Ces derniers mois, il y avait une pensée en arrière-plan qui se précisait au fin fond de mon cerveau.

L'idée de victoire et d'échec dans la vie.

Il se trouve que la question a été abordée récemment plusieurs fois et que Flo m'encourage, alors je me lance pour une première salve, on verra bien ce qui en sort.

Il me semble que le monde entier raisonne en victoires et échecs. Familiaux, sentimentaux, professionnels. Or plus ça va, et moins je comprend ce que ça veut dire.

Comme si tout était un jeu avec un lot à gagner ?

J'ai pour ma part la faiblesse de penser que de toute façon, on "perd" à la fin. Et que de notre passage, il ne reste qu'à essayer d'être juste, selon nos valeurs, et de se donner des occasions de ne pas avoir à regretter d'être là.

Alors quoi ? Oui, on vit des choses. Des belles, des moins. Elles nous traversent comme on les traverse. On en ressort formidablement heureux ou complètement anéantis. Et il faut faire avec ça. Se regrouper et tendre vers ce dont on pense qu'il pourrait nous rendre heureux. A nouveau.

Professionnellement, j'étais choquée ces dernières années de voir comme les licenciements économiques étaient vécus comme des échecs personnels, des défaillances, par les salariés concernés. Mais rarement comme un constat d'échec de l'entreprise, qui, elle, n'avait pas su (toujours la faute au contexte, à la crise, aux actionnaires, que sais-je) faire autrement que d'utiliser sa variable d'ajustement.

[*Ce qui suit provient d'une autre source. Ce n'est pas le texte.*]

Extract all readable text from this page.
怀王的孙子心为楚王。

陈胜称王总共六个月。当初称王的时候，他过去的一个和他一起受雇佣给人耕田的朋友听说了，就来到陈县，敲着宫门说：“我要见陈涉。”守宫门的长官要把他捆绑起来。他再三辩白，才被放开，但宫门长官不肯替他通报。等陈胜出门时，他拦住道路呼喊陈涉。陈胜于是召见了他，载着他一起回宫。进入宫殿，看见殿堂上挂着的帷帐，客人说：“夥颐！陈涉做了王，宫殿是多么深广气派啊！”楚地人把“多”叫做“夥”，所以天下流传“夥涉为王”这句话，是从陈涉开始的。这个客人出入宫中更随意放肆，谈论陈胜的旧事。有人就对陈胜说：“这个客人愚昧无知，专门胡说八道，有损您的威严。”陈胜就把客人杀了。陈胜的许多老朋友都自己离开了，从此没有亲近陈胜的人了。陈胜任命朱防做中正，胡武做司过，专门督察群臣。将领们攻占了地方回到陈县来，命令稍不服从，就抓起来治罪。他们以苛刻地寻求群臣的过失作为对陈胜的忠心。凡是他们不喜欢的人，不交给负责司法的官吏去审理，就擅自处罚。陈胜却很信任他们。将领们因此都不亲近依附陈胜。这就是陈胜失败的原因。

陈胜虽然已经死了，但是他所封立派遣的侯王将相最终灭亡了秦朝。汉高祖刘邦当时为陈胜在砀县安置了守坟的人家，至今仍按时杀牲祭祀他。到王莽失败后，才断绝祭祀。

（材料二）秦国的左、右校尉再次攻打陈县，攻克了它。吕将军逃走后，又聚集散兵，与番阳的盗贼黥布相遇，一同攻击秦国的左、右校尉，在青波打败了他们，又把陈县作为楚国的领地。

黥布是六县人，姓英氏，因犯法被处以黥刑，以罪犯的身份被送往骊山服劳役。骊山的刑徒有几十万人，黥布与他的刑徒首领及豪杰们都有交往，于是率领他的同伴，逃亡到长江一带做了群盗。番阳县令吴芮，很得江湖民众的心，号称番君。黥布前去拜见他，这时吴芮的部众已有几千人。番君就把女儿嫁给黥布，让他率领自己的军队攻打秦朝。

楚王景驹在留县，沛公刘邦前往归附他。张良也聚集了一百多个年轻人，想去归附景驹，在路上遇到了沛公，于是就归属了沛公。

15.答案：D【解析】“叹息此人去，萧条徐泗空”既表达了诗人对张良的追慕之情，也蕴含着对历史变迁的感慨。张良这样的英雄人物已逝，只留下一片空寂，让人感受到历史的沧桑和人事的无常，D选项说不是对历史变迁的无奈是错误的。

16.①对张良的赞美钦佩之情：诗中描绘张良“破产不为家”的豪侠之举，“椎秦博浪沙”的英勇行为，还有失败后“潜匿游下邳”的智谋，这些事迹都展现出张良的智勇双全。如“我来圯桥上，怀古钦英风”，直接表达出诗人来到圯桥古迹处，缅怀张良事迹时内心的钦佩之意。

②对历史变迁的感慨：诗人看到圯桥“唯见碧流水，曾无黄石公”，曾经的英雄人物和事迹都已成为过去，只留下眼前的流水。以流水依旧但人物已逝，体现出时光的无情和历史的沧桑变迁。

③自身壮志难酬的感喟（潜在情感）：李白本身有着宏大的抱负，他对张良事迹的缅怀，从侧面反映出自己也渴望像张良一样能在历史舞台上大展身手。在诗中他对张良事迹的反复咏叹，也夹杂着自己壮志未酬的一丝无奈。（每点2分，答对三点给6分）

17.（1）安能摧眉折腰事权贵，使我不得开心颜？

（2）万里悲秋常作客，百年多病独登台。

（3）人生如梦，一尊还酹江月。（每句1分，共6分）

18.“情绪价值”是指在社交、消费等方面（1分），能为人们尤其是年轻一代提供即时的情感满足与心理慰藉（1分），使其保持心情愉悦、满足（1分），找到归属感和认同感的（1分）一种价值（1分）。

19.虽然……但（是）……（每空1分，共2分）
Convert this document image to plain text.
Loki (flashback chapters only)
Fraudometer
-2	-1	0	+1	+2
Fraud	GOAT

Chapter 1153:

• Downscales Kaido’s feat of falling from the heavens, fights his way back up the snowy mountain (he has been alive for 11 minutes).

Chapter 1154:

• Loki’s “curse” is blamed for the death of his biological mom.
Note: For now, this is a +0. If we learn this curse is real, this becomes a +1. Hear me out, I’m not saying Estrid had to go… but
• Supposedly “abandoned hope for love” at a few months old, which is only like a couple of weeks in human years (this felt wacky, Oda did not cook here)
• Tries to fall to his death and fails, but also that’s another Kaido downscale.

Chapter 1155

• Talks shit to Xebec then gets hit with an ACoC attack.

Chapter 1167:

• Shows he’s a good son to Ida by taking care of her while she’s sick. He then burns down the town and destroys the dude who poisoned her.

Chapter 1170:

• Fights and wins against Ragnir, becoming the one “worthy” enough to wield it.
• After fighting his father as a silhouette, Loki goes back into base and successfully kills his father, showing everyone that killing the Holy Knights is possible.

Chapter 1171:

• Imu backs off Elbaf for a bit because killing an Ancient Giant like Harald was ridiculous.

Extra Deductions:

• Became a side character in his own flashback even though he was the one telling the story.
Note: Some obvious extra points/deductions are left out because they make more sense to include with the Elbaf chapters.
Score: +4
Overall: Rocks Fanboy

En dehors d'un profond dégoût pour l'économie et l'entreprise quand elles nous montrent le pire, je me dis : pourquoi ces gens se sentent-ils tant en échec ? Pourquoi serait-il de leur seule responsabilité que de jouer leur rôle de maillon social qui produit de la richesse, pourquoi pensent-ils avoir failli alors qu'ils sont tout sauf coupables de quoi que ce soit ?

Dans la vie privée, c'est un peu la même. On a tendance à considérer comme un échec tout ce qui ne vient pas confirmer le joli petit tableau qu'on a en tête. Mais comment faire un tableau fixe avec des humains en mouvement constant ? Seul ou à plusieurs, nous interagissons avec le reste du monde, nous en faisons ce qu'on peut avec l'état dans lequel on est, mais aussi celui de nos plus proches.

Parfois ça fait un mal de chien, et on tend à s'accabler. Alors que bon. Une fois que la douleur est là, on serait sans doute plus inspirés de chercher comment l'apprivoiser, puis l'oublier et resplendir de nouveau (je sais, hôpital, charité, etc).

Et les victoires c'est pareil. Une victoire suppose qu'il y ait eu un perdant, en face.

C'est une idée qui m'est insupportable. Je préfère partager mes instants de bonheur, ou même les offrir, plutôt que d'infliger de la douleur à qui n'aurait rien demandé.

Alors voilà. On nait. On meurt. Et entre les deux on vit. Et mon chemin à moi, c'est de faire avec ce qui est, et être prête à accueillir tous les moments qui me font dire que "c'est beau, la vie, quand même" :D

C'est pas comme ça que tu vas devenir riche, a-t-on ri à ce genre de propos il y a quelques jours. Je sais. Non. Enfin si : riche d'autre chose. J'aime mieux.